My self-funded, no-investor search deal closed about a month ago. Details below for those who want the long story.

I am now looking for strategic partnerships in manufacturing, engineering, machining, defense. Let me know if you need parts machined, designed, or engineered! I am actively looking for opportunities to participate in onshoring or clean energy initiatives that need parts or contract manufacturing, assembly. Pumps, heat exchangers, defense systems are top interests. I've got an extra roughly 10,000 square feet (20,000 total including shop) prepped for manufacturing and 3+ rough graded acres for future expansion.

I'm still actively interested in deals relating to machine shops, engineering, technical products. Looking for "relocatable" deals in particular to bring to my location.

The Search, Deal
I submitted 4x IOI/LOIs for my personal search, and another 3x IOIs for deals related to my "day job". The one that worked was the last one. I brought LOI (not IOI) with me to lunch with broker and owner. I filled in the details and handed it to them before we left. After some minor negotiations, we were under LOI. I picked up the deal after a small "PE" firm dropped it. They didn't like the "rural" nature of the property.

My deal was 100% Seller Financed on business, but I had to buy the CRE. I liked the deal, and wanted my terms, so took seller's price which was reasonable. I bought at a 3.7x EBITDA multiplier, which was approximately the same as SDE in this case. This is in line with the BVR deal stats range on machine shops (which actually had some good stats for this niche vs some others that I had looked at), so was fine with me. There are some good and bad aspects to the business that I will not post here, nor will I post the name of Business, since this will be searchable. Find me on LinkedIn if you want to know more.

I was able to bring my current job and a newly formed research company that I use for Search, consulting, and government contracts. This gave me a ton of flexibility, synergy, immediate value add for my deal.

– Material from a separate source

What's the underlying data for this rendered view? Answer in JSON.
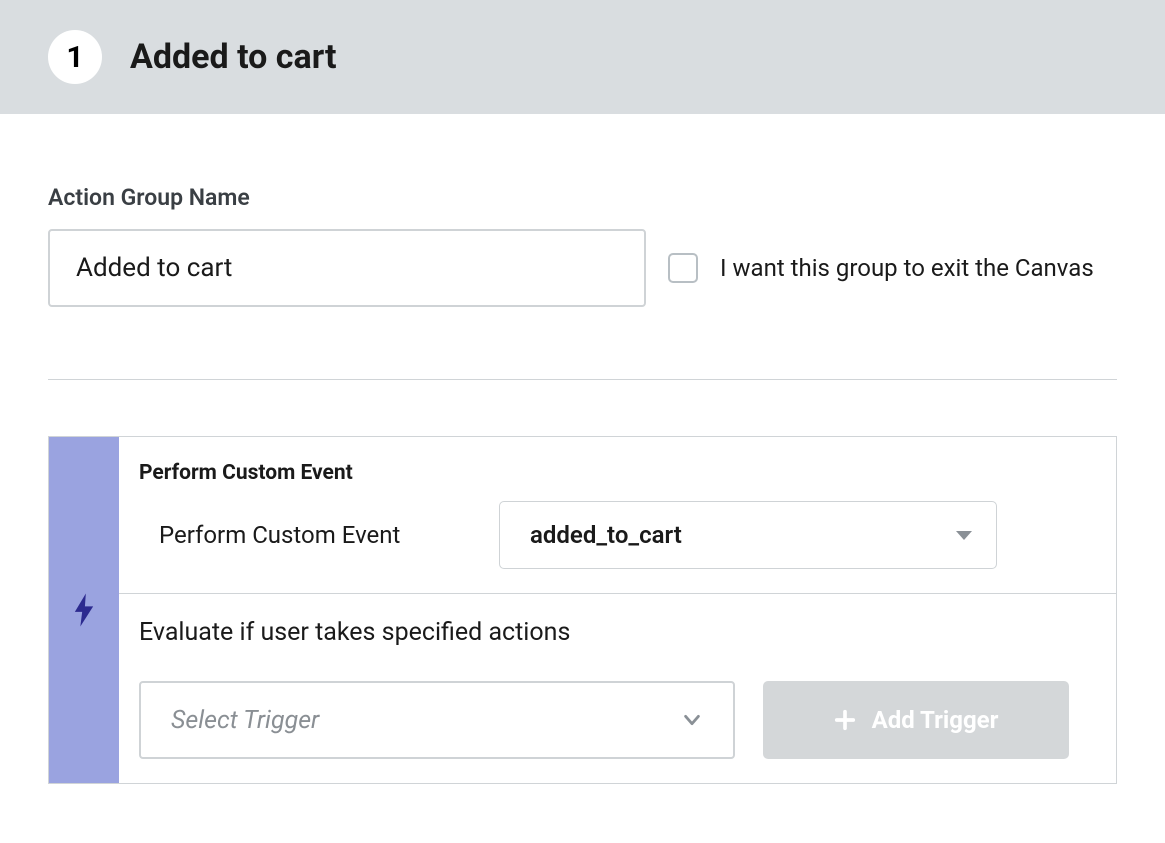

Navigating Banks Banks were a challenge for me. My top picks had underwriting issues with my deal. Not with cash flow or my personal finances, just one, specific aspect of customer concentration. This was an issue for these banks, even though I was only asking for a CRE loan fully backed by collateral of the real estate, yes with my personal guarantee too.

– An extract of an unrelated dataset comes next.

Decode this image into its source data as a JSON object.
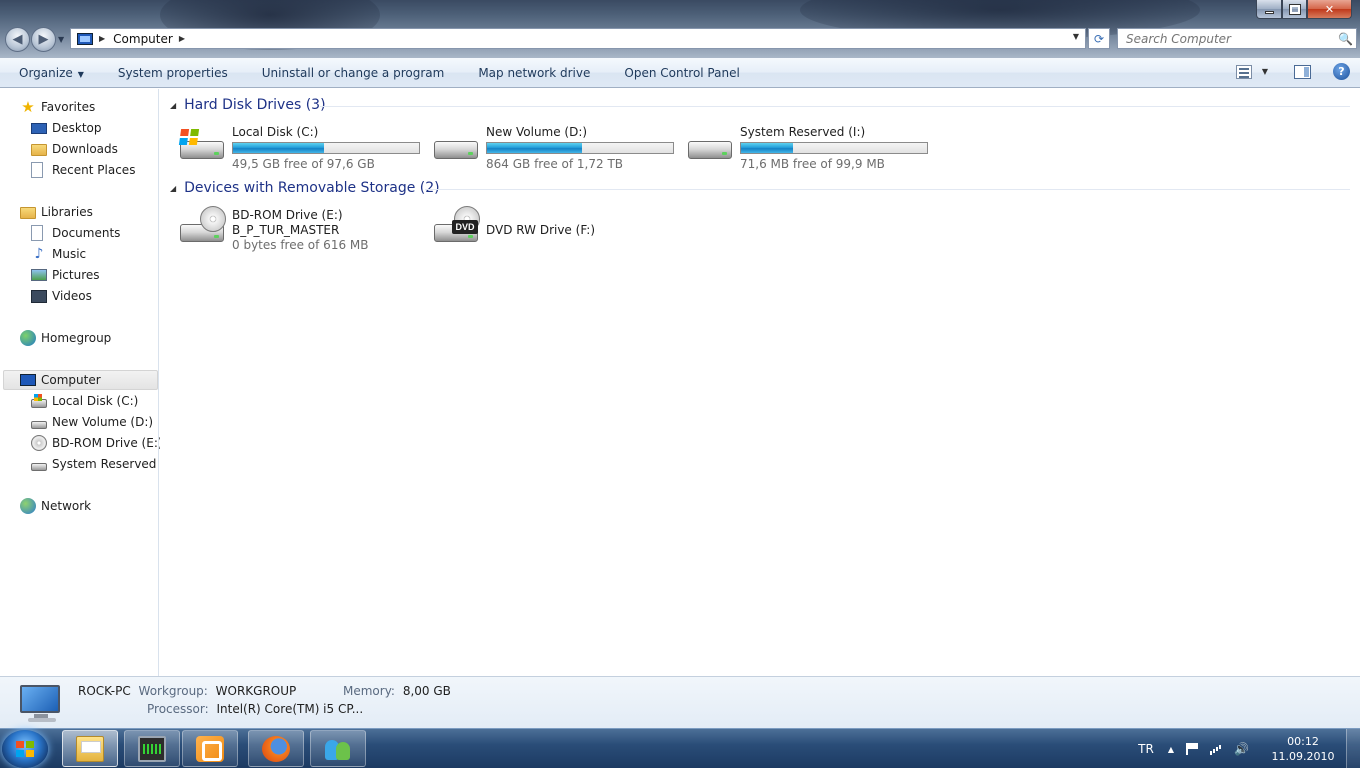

So, I went with a local bank and the Broker recommended approaching it as an "investment" property not owner operated. We were trying to rush to get deal done conventionally without SBA. I do not recommend this approach and it ultimately flamed out when the local bank asked me last minute for 25% down vs 20% as was agreed, 15 yr vs 20yr amo, AND a personal guarantee from the Seller of the property. They would not allow a corporate guarantee from lessee of the rent, they wanted it from Seller for full amount. So, I had to walk from this bank and this almost killed my deal because it I could no longer close before EOY which I was important to Seller for tax reasons.

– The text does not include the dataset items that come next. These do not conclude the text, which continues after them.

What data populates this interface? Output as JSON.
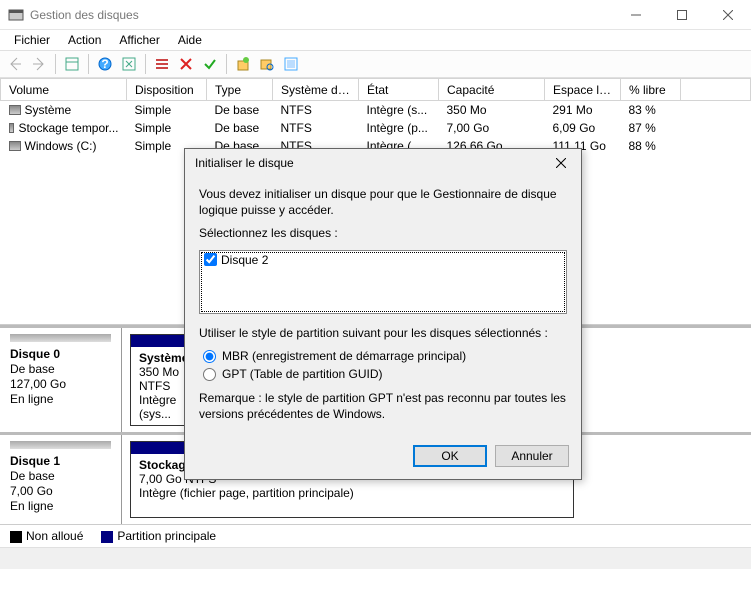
{
  "window": {
    "title": "Gestion des disques"
  },
  "menu": {
    "file": "Fichier",
    "action": "Action",
    "view": "Afficher",
    "help": "Aide"
  },
  "columns": {
    "volume": "Volume",
    "layout": "Disposition",
    "type": "Type",
    "fs": "Système de ...",
    "status": "État",
    "capacity": "Capacité",
    "free": "Espace libre",
    "pct": "% libre"
  },
  "rows": [
    {
      "name": "Système",
      "layout": "Simple",
      "type": "De base",
      "fs": "NTFS",
      "status": "Intègre (s...",
      "cap": "350 Mo",
      "free": "291 Mo",
      "pct": "83 %"
    },
    {
      "name": "Stockage tempor...",
      "layout": "Simple",
      "type": "De base",
      "fs": "NTFS",
      "status": "Intègre (p...",
      "cap": "7,00 Go",
      "free": "6,09 Go",
      "pct": "87 %"
    },
    {
      "name": "Windows (C:)",
      "layout": "Simple",
      "type": "De base",
      "fs": "NTFS",
      "status": "Intègre (...",
      "cap": "126,66 Go",
      "free": "111,11 Go",
      "pct": "88 %"
    }
  ],
  "disks": {
    "d0": {
      "name": "Disque 0",
      "type": "De base",
      "size": "127,00 Go",
      "state": "En ligne",
      "part1_name": "Système",
      "part1_size": "350 Mo NTFS",
      "part1_stat": "Intègre (sys..."
    },
    "d1": {
      "name": "Disque 1",
      "type": "De base",
      "size": "7,00 Go",
      "state": "En ligne",
      "part1_name": "Stockage temporaire  (D:)",
      "part1_size": "7,00 Go NTFS",
      "part1_stat": "Intègre (fichier page, partition principale)"
    }
  },
  "legend": {
    "unalloc": "Non alloué",
    "primary": "Partition principale"
  },
  "dialog": {
    "title": "Initialiser le disque",
    "msg": "Vous devez initialiser un disque pour que le Gestionnaire de disque logique puisse y accéder.",
    "select_label": "Sélectionnez les disques :",
    "disk_item": "Disque 2",
    "style_label": "Utiliser le style de partition suivant pour les disques sélectionnés :",
    "mbr": "MBR (enregistrement de démarrage principal)",
    "gpt": "GPT (Table de partition GUID)",
    "note": "Remarque : le style de partition GPT n'est pas reconnu par toutes les versions précédentes de Windows.",
    "ok": "OK",
    "cancel": "Annuler"
  }
}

Now, I pivoted to 6x more banks. I went to two banks recommended by broker and ultimately closed with CapStar bank, a local option in TN. I went to bank that business had been using. They couldn't do it. I then got a quick yes from broker's other bank recommendation, but it would have been costly at 25% down...I would have had to refi immediately to SBA. I ended up getting 15% down conventional, at pretty agreeable terms. Property purchase for and appraised for an 8% cap, which was below replacement value from my calculation.

Post Close

The shop is older, no website, but does well on one shift with five employees. This is a total value add to me, which was OK since profit was already there.

Operations have been as expected. I have a lot of house cleaning and to do in the office and with old equipment. But I am comfortable with that. I have a great crew that needed new leadership and vision. They embraced me immediately and were telling me about many changes that they wanted (that I could already see needed to happen). The "nothing will change" was soon, "here is your Direct Deposit form". One employee confided he was so happy to not have to drive an extra 30 minutes to the bank every week (weekly payroll). I switched to QBO from Desktop on Day 1. Website soon. I was sending quotes and invoices on Day 1, immediately stepping up in the short staffed office.

What's next? Growing the shop, new equipment. I've been in sales and operations for 7 years. Now I get to do what I know best.